The Art of the Start by Guy Kawasaki

The Art of the Start is a book released by Guy Kawasaki in 2006. Guy also has an excellent blog focussing on issues faced by start-ups. A recent post is particularly interesting:The Top Ten Stupid Ways to Hinder Market Adoption which contains 14 points to avoid if you want to make your web site or service user friendly. There are a couple of things I’m definitely going to have to look at!

I bought his book last year and, taking my copy off the bookshelf, I found it to be stuffed full of pink post-it notes. Here are some of the things that grabbed my attention along the way:

POLARIZE PEOPLE: When you create a product or service that some people love, don’t be surprised when others hate you. Your goal is to catalyze passion – pro or anti. Don’t be offended if people take issue with what you’ve done; the only result that should offend (and scare) you is lack of interest.

I have to say that is a sentiment I whole heartedly go along with and found this with trymehere when I have shown it to some people. One well known analyst said “I wouldn’t be seen dead using it”, while another said that it “solved one of his daily problems”!

[When asking colleagues about what they think of your service] My final tip is that you ask Women. My theory is that deep in the DNA of men is a ‘killer’ gene. This gene expresses itself by making men want to kill people, animals, and plants. To a large degree, society has repressed this gene… Hence, asking a man about a business model is useless because every business model looks good to someone with the Y chromosome… Women by contrast do not have this killer gene. Thus, they are much better judges of the viability of a business model than men are.

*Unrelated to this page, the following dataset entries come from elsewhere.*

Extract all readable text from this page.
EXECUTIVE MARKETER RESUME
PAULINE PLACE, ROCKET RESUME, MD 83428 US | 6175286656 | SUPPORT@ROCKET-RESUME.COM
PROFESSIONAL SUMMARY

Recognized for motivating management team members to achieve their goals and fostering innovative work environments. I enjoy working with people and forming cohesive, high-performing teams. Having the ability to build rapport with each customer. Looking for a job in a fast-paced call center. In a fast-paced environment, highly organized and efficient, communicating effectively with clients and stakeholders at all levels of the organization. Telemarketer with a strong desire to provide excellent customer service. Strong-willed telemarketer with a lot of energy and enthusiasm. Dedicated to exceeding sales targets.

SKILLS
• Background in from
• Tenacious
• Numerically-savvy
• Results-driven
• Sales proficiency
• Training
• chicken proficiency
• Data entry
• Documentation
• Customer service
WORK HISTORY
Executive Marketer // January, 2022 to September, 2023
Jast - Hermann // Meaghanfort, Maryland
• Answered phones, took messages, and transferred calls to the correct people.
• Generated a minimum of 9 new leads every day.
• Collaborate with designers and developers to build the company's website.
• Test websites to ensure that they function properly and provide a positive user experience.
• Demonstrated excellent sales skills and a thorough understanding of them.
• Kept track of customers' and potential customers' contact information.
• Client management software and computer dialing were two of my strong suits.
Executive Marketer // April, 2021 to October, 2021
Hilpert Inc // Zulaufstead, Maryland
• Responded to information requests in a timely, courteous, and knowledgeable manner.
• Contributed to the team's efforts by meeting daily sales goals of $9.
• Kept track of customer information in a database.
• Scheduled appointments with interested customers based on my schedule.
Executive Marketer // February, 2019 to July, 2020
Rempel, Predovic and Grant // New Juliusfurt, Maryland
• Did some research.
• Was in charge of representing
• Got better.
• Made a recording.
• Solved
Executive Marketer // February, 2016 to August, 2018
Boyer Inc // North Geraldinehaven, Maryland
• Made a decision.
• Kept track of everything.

Well, I started doing this a little bit last year but the jury is still out for me. However, it feels right!

PICK A NAME WITH “VERB POTENTIAL.” In a perfect world, your name enters the mainstream vernbacular and becomes a verb. For example people “xerox” documents – as opposed to photocopy. Names that work are short and not tongue twisters.

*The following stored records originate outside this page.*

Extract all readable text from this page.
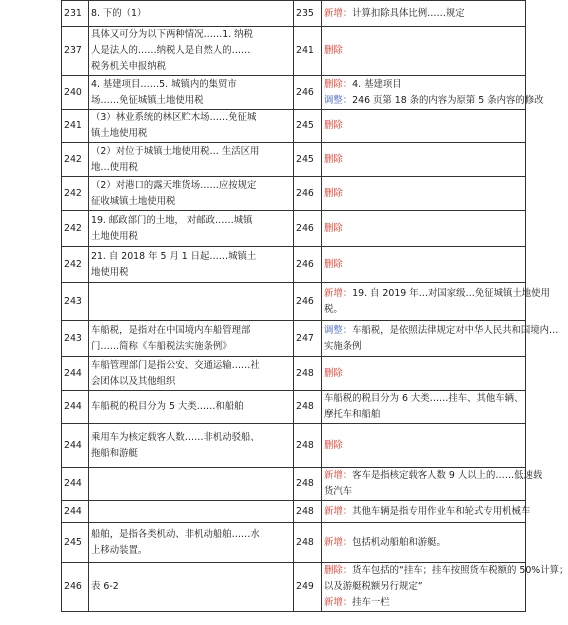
231	8. 下的（1）	235	新增：计算扣除具体比例……规定

237	具体又可分为以下两种情况……1. 纳税
人是法人的……纳税人是自然人的……
税务机关申报纳税	241	删除

240	4. 基建项目……5. 城镇内的集贸市
场……免征城镇土地使用税	246	删除：4. 基建项目
调整：246 页第 18 条的内容为原第 5 条内容的修改

241	（3）林业系统的林区贮木场……免征城
镇土地使用税	245	删除

242	（2）对位于城镇土地使用税… 生活区用
地…使用税	245	删除

242	（2）对港口的露天堆货场……应按规定
征收城镇土地使用税	246	删除

242	19. 邮政部门的土地， 对邮政……城镇
土地使用税	246	删除

242	21. 自 2018 年 5 月 1 日起……城镇土
地使用税	246	删除

243		246	新增：19. 自 2019 年…对国家级…免征城镇土地使用
税。

243	车船税，是指对在中国境内车船管理部
门……简称《车船税法实施条例》	247	调整：车船税，是依照法律规定对中华人民共和国境内…
实施条例

244	车船管理部门是指公安、交通运输……社
会团体以及其他组织	248	删除

244	车船税的税目分为 5 大类……和船舶	248	车船税的税目分为 6 大类……挂车、其他车辆、
摩托车和船舶

244	乘用车为核定载客人数……非机动驳船、
拖船和游艇	248	删除

244		248	新增：客车是指核定载客人数 9 人以上的……低速载
货汽车

244		248	新增：其他车辆是指专用作业车和轮式专用机械车

245	船舶，是指各类机动、非机动船舶……水
上移动装置。	248	新增：包括机动船舶和游艇。

246	表 6-2	249	删除：货车包括的“挂车；挂车按照货车税额的 50%计算；
以及游艇税额另行规定”
新增：挂车一栏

I particularly like this thought because it lets you use the company name in interesting ways in text describing your service. Although I wouldn’t propose this as an ideal example, a web service called ConnectMeAnywhere is quite an appealing name. Another is GoToMyPC .

These requirements [talking about bootstrapping a business] point to products, services and target markets with the following characteristics:

  • People already know, or it becomes immediately obvious, that they need your product or service. You don’t have to educate your potential customers about their pain.
  • Your product or service is “auto-persuasive.” That is, once people recognize their pain an how your solve i, they can persuade themselves to take the next step and buy what you’re offering.

This is a good aim but very challenging to realise, but it does show that articulating the industry pain you are solving is very important not only to potential investors in your business , but also transparently to potential customers.

Well, that’s just a few of my pink post-it notes and all the others indicate points that are just as stimulating. If you are open to new ideas then reading this book will enevitably trigger some new activities! Go to it!